Supprimer le poste de Premier ministre répond souvent à trois ordres :

– La légitimation de son pouvoir

– La liquidation des barrons et dignitaires, membres fondateurs de son parti

– Le choix de son propre successeur

Ce procédé est souvent dissimulé sous le fallacieux prétexte de rapprocher l’administration des administrés, mais nous verrons qu’il n’est nullement en rapport avec une quelconque rationalité économique ou d’efficacité dans l’exécution de la mission au vu des résultats et performances économiques médiocres qui ont toujours suivi. Le Premier ministre, dans son allocution, parle «de mieux d’Etat et de plus d’impact pour nous les citoyens». La similitude ne laisse aucun doute avec le régime présidentiel de Senghor sans Premier ministre de 1963 à 1970, qui répondait plus à un souci de légitimation de son pouvoir, à travers la purge des barons du Bds et membre fondateur de l’Ups, après les évènements de 1962 et la dualité avec Mamadou Dia.
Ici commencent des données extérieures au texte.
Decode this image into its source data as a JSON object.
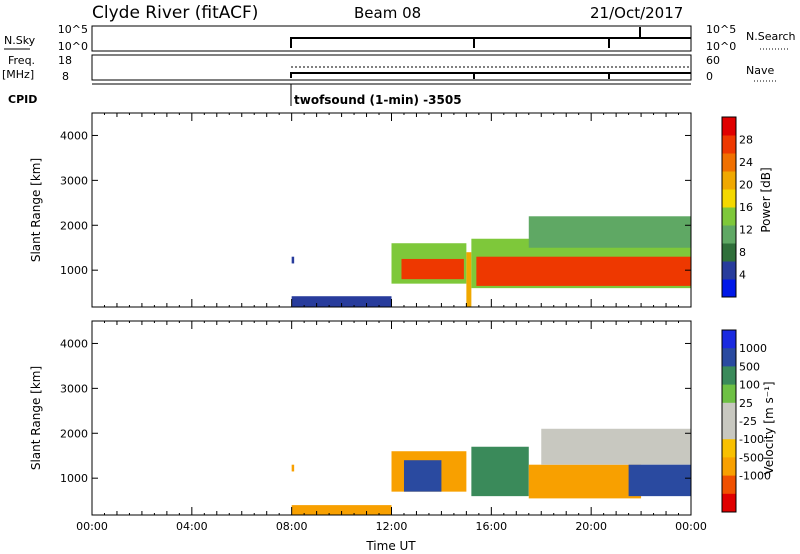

De 1963 à 1968, période sans Premier ministre, le régime avait tenté de contrôler et d’anéantir l’opposition au sein de son parti en emprisonnant Mamadou Dia, Valdiodio Ndiaye, Ibrahima Sarr, Joseph Mbaye etc. Le discours de Senghor ne laissait pas la place a un besoin de rationalisation économique et d’efficacité administrative : «A vrai dire, les structures de notre Etat, notre constitution, sont plus, responsables de cette douloureuse affaire que le caractère des hommes quoi qu’on dise. La fin d’une collaboration de dix-sept ans prouve qu’en Afrique, pour le moment l’exécutif bicéphale est impossible» (Senghor 1963). Plus tard, il choisira son successeur par une subtile dévolution institutionnelle avec Abdou Diouf en 1980.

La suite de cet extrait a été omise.